COR butterfly positions are structurally neutral / pin (limited-risk, limited-reward); the modeled P&L assumes European-style exercise at expiration and ignores early assignment, transaction costs, dividends paid before expiry on the stock leg (when present), and the bid-ask spread on the listed chain. COR positions also carry Healthcare sector concentration risk; news flow inside the sector (peer earnings, regulatory shifts, supply-chain headlines) can move COR alongside the broader basket even when COR-specific fundamentals are unchanged. Always rebuild the position from current COR chain quotes before placing a trade.
Frequently asked questions
- What is a butterfly on COR?
- A butterfly on COR is the butterfly strategy applied to COR (stock). The strategy is structurally neutral / pin (limited-risk, limited-reward): A long call butterfly buys one lower-strike call, sells two ATM calls, and buys one higher-strike call, paying a small net debit for a defined-risk position that maxes out if the underlying pins the middle strike at expiration. With COR stock trading near $282.27, the strikes shown on this page are snapped to the nearest listed COR chain strike and the premiums come straight from the end-of-day bid/ask midpoint.
- How are COR butterfly max profit and max loss calculated?
- Max profit equals the wing width minus net debit times 100 (reached when the underlying pins the middle strike); max loss equals the net debit times 100. Two breakevens at lower-wing plus debit and upper-wing minus debit.
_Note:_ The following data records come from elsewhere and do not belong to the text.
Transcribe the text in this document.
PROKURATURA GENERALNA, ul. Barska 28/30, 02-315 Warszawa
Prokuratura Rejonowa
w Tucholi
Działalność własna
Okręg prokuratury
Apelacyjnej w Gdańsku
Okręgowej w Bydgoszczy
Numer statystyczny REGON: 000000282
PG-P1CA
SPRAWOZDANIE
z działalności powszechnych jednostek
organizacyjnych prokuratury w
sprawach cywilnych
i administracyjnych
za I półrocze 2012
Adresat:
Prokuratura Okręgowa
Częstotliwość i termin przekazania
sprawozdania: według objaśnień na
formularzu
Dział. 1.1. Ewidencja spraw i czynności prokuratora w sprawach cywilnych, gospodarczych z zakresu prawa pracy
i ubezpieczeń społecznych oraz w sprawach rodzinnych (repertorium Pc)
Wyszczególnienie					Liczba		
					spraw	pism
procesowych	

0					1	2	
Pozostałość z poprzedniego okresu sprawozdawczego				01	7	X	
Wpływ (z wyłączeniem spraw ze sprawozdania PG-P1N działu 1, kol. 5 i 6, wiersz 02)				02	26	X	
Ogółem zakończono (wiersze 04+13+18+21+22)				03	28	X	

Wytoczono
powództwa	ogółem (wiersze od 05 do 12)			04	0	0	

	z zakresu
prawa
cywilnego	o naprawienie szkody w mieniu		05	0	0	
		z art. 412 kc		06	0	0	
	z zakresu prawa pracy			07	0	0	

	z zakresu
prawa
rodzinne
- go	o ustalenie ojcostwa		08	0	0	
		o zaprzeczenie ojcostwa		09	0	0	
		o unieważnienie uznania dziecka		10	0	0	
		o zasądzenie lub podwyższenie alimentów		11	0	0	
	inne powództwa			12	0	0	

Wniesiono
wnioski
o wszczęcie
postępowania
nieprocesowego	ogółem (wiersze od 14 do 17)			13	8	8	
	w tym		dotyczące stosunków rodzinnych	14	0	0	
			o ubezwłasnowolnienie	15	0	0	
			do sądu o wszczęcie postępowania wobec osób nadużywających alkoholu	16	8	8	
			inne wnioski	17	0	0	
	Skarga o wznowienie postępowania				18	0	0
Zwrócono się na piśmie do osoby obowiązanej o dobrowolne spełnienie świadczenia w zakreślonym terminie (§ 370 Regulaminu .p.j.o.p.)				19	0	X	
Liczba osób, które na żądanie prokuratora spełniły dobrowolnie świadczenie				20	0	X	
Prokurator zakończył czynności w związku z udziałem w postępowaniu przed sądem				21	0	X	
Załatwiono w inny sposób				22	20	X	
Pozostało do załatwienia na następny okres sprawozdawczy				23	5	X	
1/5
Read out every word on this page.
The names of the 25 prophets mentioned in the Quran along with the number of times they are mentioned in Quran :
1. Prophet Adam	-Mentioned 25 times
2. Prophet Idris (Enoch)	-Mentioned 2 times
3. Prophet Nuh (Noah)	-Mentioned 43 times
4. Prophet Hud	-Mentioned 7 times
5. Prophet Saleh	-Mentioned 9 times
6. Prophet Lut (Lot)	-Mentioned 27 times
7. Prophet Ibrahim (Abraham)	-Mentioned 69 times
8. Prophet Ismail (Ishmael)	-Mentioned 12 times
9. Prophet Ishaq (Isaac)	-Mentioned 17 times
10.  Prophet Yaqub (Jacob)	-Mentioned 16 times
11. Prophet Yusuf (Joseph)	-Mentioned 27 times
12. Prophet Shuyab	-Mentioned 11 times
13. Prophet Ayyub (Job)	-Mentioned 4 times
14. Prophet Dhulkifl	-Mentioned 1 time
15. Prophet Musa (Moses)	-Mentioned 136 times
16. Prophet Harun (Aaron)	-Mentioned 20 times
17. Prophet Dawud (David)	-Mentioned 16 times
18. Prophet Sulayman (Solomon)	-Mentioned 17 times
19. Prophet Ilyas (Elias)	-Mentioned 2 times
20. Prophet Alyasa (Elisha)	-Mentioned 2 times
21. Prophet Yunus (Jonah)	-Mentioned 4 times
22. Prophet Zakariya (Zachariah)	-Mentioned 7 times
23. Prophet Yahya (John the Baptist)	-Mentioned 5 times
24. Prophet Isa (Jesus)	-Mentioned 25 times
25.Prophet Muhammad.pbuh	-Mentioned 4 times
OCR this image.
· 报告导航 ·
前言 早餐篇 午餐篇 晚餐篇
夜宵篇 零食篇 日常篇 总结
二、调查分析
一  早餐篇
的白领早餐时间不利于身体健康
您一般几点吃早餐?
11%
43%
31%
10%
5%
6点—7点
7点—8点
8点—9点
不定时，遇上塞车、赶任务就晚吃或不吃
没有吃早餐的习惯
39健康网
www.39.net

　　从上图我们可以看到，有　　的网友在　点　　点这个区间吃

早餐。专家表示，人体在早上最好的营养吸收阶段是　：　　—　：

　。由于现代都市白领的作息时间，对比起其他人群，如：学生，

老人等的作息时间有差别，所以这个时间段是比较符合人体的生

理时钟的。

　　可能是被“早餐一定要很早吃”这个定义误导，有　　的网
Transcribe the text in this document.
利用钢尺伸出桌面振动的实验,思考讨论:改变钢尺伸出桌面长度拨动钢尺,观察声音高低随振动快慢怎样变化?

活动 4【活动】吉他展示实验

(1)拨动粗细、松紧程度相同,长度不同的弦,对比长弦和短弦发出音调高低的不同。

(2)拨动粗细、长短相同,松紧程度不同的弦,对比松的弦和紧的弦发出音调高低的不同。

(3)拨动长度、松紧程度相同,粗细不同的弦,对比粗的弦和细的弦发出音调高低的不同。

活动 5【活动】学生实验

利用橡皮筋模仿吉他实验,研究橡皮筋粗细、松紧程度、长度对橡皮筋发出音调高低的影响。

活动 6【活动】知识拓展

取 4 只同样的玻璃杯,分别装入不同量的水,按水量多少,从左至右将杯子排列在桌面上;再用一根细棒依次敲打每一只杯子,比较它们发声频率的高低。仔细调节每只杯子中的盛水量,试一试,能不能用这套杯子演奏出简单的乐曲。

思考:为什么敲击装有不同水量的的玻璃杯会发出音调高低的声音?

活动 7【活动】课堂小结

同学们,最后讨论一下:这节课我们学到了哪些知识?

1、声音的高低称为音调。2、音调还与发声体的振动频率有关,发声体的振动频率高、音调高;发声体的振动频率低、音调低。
For the COR butterfly priced from the end-of-day chain at a 30-day expiry (ATM IV 27.10%), the computed maximum profit is $919.34 per contract and the computed maximum loss is -$995.00 per contract. Live intraday quotes will differ as the chain moves through the trading session.
- What is the breakeven for a COR butterfly?
- The breakeven for the COR butterfly priced on this page is roughly $290.05 at expiration, derived from end-of-day chain premiums. Breakeven is the underlying price at which the strategy's P&L crosses zero ignoring transaction costs and assignment risk. The current COR market-implied 1-standard-deviation expected move is approximately 7.77%; if the move sits well outside the breakeven distance, the structure's risk-reward becomes correspondingly tighter.
- When should you consider a butterfly on COR?
- Butterflies on COR are pinning bets - traders use them when they expect COR to settle near a specific level at expiration (often the prior close, a round number, or the max-pain strike) and want defined-risk exposure to that outcome.
- How does current COR implied volatility affect this butterfly?
- COR ATM IV is at 27.10% with IV rank near 29.20%, which is on the low end of its 1-year range. Premium-buying structures (long call, long put, debit spreads) are relatively cheap in this regime; premium-selling structures collect less credit per unit risk.